For home buyers and sellers frustrated with the time and money spent on the traditional mortgage process, HonestDeed offers a safe seller financing platform, removing the need to rely on banks and putting more money in their pockets. 

When the taxi industry failed consumers, Lyft stepped in. 

When the hotel industry failed consumers, Airbnb stepped in. 

When the home finance industry failed consumers, HonestDeed stepped in. 

In my words: 

HonestDeed works with people who might not otherwise be able to qualify for a traditional home mortgage due to a variety of reasons: access, non-traditional work (i.e., freelancing and 1099), race and others. I write articles for them. 

Meshu ®

Meshu Creative Services, LLC (Meshu®) is a minority-owned brand engagement and IoT agency founded in Washington, DC. In layperson's terminology, Meshu®, which is Black-owned and operated, works with minority-owned nonprofits to manage everything from building custom websites to managing companies' IT Helpdesk. I provide OBM services for this incredible team. Thank you, Ashanta for introducing me to Lawrence and team.

PetPlate

PetPlate makes and sells completely organic food for dogs. So why on earth would I be proud to write articles for a for-profit company? Most commercial dog food contains unnecessary, even toxic ingredients, such as excess gluten, corn, GMO- and pesticide-laden alfalfa and other ingredients, along with salt, sugar, soy, meat-by-products and seed oils. PetPlate makes human-grade food for dogs because dogs should eat as well as humans, salary permitting, of course.

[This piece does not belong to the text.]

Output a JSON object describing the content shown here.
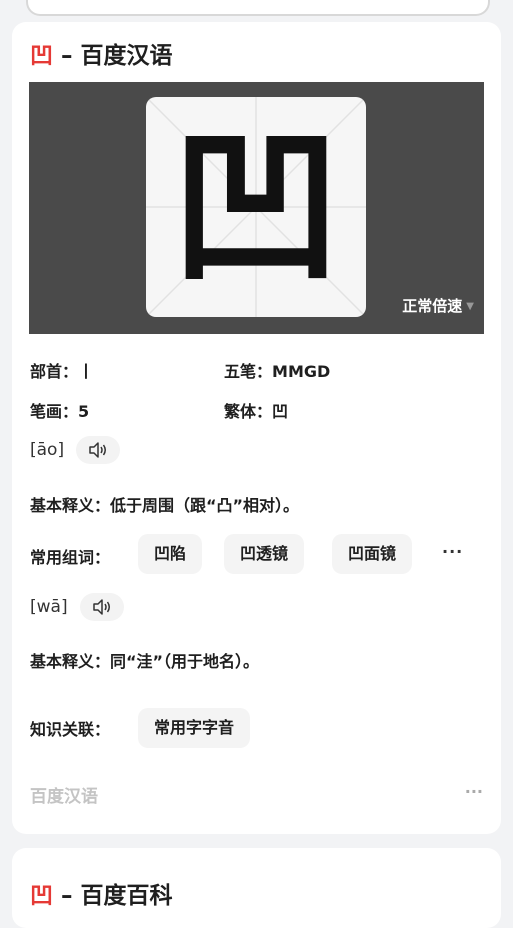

Their blog, which I proudly write for, provides lots of necessary information for free: training, nutrition, natural remedies to treat common ailments, what dogs see and the myriad mental and physical benefits of living with a dog. I tend to write about topics like social equity and sustainable agriculture, but I haven't had so much fun since I started writing about my favorite four-legged animal.

My husband and I live on an organic farm. In the time we've lived here, we've parented seven dogs. All but one was dropped off to our farm. Most have been seniors or unhealthy, just discarded because they were no longer worth their previous owners' time. Whether they come to us a puppy, a teenager, an adult or a senior, they get to live on a farm with plenty of exercise, fresh mountain air and two people who see them as the children they never had. Dogs are an integral part of a farm and whether we chose them, they chose us or were forced on us, and regardless of their ages, they’re our puppies. 

Write a New Story

Olivia Miller Smith has spent her entire career helping people: as a trauma nurse, an organ transplant coordinator, for nonprofits, and more recently, as a life and trauma coach. Life coaching is a fast-growing industry with more than 20,000 of them coast to coast. How does one set themselves apart? Life coaching isn't a job one is trained to do but rather is often the culmination of years of personal and professional experience. This is Olivia. Everything she's done in her life has been from a position of offering help in an empathetic way. 

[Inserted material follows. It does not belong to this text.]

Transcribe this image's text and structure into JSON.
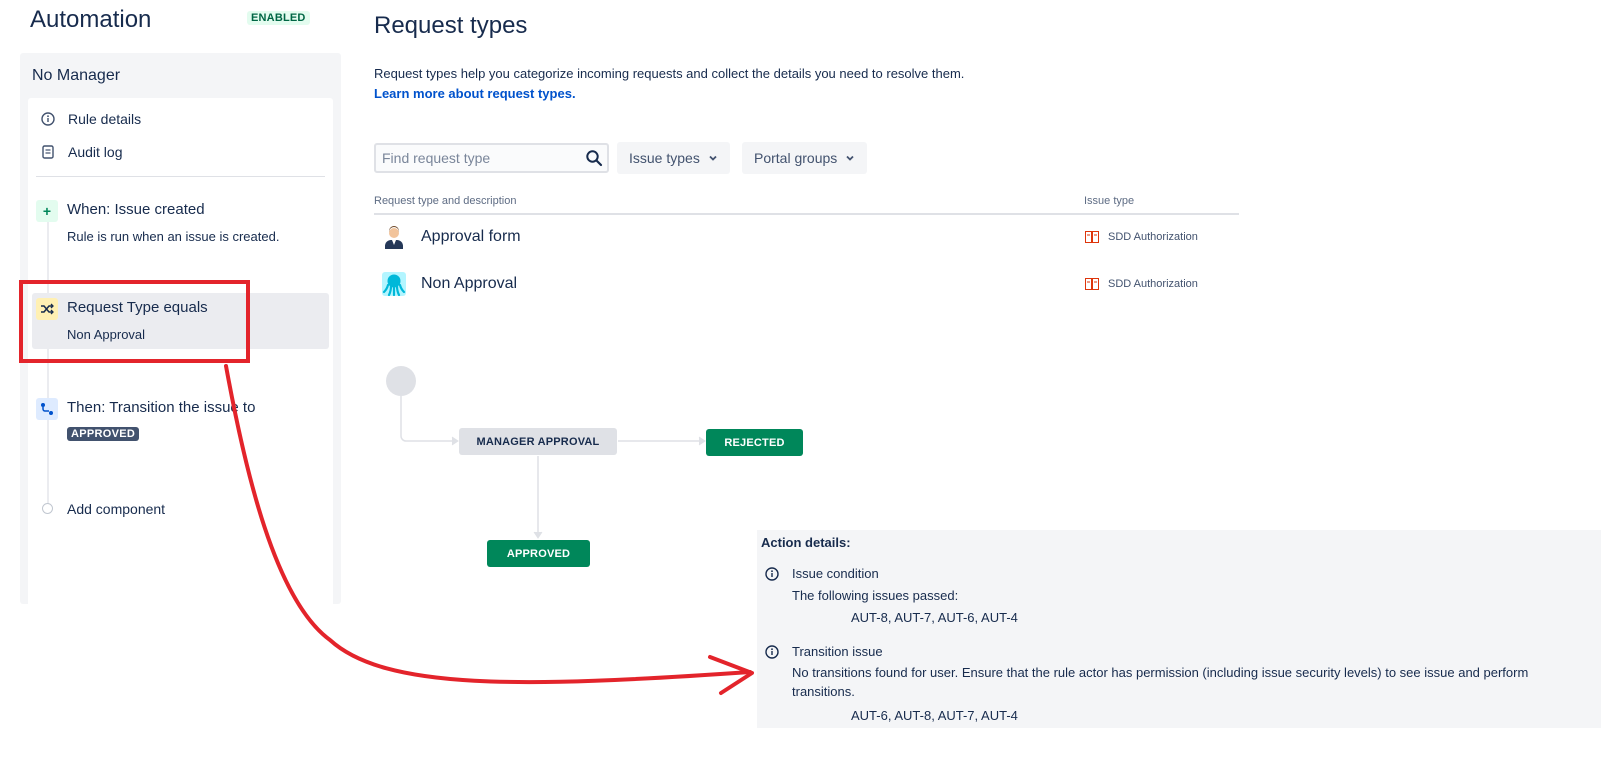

Whether she was treating patients in a busy trauma center, having those difficult conversations about transplanting the organs of a loved one into someone who desperately needs them to survive or working with women who have limited resources to recover from addiction, Olivia treats everyone exactly the same: with dignity and humanity.

Bringing Things Full Circle

As it turns out, I'm not unemployable. I just hadn't acknowledged how much I've changed since I left the corporate world. And with change comes the need to be true to oneself by working with clients who bring me joy and remind me why I freelance to begin with.

And for the record, my pitch was accepted. Part of what inspired this stream of consciousness is that I've been considering carefully where I was when I pitched the topic and where I am now that I feel I've solved the problem. My article will read very differently now that I've taken the time to sort all of this out.